SINGAPORE - Singapore police said Monday they have arrested a teenage boy who posted an expletive-laden video on YouTube attacking Christianity and the country's late founding leader Lee Kuan Yew, but the exact charges were unclear.
"In response to media queries, the police confirm that a 17-year-old male Singaporean was arrested in relation to the case. Police investigations are ongoing," a Singapore Police Force statement said late Monday, without providing further details.
Singapore's Straits Times and other local media said the young man, described as Amos Yee, a 17-year-old student, was arrested on Sunday.
In an eight-minute long video titled "Lee Kuan Yew is finally dead" Yee launched a scathing attack on the 91-year-old political patriarch who was cremated after a state funeral Sunday.
In the video, Yee also likened the city-state's first prime minister to Jesus Christ as he launched a tirade against Christianity.

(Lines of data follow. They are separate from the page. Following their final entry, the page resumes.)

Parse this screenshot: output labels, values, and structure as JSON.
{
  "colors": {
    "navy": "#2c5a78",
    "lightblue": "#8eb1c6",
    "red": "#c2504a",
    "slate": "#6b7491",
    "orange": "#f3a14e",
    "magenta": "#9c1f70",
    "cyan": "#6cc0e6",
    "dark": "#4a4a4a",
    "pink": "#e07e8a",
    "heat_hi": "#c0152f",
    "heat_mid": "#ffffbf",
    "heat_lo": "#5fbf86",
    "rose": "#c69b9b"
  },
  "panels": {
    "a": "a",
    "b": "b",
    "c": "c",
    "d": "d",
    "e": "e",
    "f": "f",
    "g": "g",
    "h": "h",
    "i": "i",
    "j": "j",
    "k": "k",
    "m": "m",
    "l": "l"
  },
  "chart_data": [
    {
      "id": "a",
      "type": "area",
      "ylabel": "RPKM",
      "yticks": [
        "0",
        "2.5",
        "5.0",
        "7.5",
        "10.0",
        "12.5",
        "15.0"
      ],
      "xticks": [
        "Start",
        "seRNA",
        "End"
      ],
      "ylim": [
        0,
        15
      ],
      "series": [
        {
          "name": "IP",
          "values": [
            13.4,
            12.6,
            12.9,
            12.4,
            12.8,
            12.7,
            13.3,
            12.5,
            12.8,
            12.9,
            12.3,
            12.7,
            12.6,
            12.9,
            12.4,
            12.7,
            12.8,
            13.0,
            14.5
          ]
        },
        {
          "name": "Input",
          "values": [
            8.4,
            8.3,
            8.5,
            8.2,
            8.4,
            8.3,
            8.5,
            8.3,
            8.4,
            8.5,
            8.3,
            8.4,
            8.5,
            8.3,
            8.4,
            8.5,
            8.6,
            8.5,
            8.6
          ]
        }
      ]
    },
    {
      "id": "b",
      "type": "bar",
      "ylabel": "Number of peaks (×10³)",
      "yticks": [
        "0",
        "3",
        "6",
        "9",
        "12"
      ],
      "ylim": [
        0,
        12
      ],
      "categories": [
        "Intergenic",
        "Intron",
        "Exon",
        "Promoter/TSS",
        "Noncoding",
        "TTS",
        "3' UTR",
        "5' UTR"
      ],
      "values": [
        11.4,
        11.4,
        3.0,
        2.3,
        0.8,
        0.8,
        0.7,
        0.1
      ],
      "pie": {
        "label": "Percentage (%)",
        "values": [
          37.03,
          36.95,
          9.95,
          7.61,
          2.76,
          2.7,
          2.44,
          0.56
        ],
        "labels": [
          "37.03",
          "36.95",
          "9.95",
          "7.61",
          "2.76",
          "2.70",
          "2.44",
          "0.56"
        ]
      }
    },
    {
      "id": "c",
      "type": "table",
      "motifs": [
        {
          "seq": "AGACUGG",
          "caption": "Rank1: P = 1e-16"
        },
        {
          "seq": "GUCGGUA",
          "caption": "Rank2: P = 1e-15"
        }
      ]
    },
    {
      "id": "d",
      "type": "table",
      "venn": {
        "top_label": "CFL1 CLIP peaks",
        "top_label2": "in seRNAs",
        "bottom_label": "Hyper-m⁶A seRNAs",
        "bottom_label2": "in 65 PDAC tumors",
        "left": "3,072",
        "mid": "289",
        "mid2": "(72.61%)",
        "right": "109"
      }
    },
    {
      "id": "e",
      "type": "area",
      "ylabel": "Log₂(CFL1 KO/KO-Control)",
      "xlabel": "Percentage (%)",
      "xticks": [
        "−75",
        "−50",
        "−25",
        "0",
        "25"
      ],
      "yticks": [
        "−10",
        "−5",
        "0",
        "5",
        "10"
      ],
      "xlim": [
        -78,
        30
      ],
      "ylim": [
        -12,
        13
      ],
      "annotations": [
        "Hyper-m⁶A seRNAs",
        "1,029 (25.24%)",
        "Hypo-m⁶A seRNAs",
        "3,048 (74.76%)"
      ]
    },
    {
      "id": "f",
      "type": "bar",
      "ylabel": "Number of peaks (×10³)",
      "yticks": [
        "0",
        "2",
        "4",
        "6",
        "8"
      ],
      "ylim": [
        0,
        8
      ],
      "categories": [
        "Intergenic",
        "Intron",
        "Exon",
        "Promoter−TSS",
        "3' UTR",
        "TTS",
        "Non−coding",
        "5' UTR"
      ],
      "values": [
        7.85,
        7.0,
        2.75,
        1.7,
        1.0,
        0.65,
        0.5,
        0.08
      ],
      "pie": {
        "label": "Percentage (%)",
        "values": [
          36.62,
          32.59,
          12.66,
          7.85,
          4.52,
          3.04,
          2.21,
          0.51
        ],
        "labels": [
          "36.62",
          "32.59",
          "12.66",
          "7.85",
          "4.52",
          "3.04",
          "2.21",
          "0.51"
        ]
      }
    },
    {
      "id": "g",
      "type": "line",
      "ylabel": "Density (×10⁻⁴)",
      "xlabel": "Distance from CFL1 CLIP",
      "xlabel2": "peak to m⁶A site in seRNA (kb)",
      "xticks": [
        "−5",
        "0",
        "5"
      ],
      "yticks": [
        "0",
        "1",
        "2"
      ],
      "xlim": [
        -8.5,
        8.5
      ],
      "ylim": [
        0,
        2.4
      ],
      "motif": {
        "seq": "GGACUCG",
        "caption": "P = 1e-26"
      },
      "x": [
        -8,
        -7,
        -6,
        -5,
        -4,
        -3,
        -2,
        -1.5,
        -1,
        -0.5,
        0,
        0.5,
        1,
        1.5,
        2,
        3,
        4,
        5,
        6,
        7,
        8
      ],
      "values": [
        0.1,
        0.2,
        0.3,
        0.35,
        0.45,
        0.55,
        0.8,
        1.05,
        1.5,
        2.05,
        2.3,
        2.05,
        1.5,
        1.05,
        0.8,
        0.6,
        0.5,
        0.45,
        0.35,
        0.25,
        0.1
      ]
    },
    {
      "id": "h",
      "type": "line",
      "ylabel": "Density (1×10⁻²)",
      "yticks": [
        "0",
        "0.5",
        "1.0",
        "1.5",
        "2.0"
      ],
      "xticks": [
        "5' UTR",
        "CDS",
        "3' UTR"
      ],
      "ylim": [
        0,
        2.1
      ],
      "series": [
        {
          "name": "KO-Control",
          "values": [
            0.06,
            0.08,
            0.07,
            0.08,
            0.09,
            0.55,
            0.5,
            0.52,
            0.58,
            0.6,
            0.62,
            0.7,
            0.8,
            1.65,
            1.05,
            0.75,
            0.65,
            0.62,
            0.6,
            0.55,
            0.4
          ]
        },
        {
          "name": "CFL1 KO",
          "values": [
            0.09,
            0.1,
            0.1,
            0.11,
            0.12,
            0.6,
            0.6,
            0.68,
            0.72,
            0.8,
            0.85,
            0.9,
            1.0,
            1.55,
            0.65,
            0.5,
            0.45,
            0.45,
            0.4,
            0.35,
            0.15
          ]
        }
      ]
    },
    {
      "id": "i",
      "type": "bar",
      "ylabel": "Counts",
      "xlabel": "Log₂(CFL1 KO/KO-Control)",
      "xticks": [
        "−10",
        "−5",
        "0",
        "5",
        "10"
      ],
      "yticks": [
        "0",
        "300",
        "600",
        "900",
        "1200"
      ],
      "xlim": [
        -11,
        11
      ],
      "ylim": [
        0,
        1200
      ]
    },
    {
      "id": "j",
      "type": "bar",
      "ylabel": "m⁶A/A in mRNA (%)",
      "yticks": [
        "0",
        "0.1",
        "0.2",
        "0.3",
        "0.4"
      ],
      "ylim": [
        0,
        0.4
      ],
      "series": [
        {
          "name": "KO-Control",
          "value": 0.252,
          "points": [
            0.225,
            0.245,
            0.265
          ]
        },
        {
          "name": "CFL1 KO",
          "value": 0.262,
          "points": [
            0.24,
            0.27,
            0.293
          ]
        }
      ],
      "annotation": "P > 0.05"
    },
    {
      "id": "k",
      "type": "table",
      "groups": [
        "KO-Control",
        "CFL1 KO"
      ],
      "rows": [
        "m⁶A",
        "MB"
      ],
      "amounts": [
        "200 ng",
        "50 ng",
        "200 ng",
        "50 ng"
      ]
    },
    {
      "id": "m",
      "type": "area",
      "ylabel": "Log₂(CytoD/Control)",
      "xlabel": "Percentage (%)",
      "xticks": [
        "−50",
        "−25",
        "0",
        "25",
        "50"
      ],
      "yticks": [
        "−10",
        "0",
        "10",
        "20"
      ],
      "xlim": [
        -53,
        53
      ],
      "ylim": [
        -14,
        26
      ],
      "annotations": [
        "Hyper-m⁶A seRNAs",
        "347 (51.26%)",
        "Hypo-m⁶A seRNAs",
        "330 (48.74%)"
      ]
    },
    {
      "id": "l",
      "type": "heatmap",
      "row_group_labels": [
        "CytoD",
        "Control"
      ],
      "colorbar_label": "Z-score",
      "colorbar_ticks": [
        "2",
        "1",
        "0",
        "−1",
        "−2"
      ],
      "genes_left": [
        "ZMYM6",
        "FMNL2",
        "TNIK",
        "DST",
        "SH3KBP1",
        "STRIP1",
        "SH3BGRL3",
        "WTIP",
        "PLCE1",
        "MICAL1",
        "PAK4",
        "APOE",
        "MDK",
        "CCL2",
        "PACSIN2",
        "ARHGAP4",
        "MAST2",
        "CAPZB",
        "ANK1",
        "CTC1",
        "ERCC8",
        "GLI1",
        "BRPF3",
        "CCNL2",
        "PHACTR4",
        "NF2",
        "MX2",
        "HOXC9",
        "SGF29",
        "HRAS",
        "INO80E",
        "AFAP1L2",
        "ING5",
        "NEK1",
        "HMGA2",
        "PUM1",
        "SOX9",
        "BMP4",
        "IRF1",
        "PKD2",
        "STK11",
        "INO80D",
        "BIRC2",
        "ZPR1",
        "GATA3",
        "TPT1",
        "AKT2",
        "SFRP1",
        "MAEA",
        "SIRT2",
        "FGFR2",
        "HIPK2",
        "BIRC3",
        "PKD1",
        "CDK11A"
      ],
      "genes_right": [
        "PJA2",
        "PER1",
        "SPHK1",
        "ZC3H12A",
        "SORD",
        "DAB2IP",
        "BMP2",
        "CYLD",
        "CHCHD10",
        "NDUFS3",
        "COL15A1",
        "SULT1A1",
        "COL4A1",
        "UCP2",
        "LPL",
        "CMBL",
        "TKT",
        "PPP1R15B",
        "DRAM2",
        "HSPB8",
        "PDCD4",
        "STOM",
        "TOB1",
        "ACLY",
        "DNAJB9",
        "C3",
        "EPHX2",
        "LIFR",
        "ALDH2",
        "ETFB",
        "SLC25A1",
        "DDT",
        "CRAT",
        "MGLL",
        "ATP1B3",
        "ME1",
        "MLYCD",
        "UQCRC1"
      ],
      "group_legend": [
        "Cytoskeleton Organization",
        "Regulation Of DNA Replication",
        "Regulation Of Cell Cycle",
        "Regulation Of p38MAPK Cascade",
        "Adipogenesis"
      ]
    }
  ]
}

Under Singapore law, a person who incites religious and racial hatred can be charged with sedition, punishable by up to three years in jail and a fine.
"Lee Kuan Yew was a horrible person... everyone is scared, everyone is afraid that if they say something like that they might get into trouble," Yee said on the video.
He challenged the former leader's son, Prime Minister Lee Hsien Loong, to sue him.
The Straits Times newspaper said at least 20 police reports - public complaints asking for an investigation - have been lodged against Yee since Friday, when he was believed to have uploaded the video.
It has been taken down from his YouTube page but others have reproduced it in part or in full.
Lee, credited with laying the foundations for Singapore's prosperity as prime minister from 1959 to 1990, was given a hero's sendoff Sunday, with more than 100,000 people lining the streets for his casket's final procession despite torrential rain.
Lee was revered by citizens for Singapore's prosperity and social stability but also criticised by rights groups for entrenching a system that called for one dominant political party, the muzzling of the press and curbing political liberties.
Singaporeans who openly questioned Lee's record and scoffed at the emotional reaction of many to his death have been attacked in social media by his supporters.
Alfian Sa'at, a prominent playwright and poet known for his dissenting political opinions, called for greater tolerance for contrary views after Lee's death.
"I do not doubt the sincerity, authenticity, or the depth of feeling of those who were mourning," Alfian said in a Facebook post.
"But I ask that we also consider the no less sincere or authentic, no less profound feelings of fellow Singaporeans who are a lot more ambivalent," he added.
The government says 454,687 people - in a nation with just 3.34 million citizens - had paid their last respects to Lee before his public wake ended in parliament on Saturday.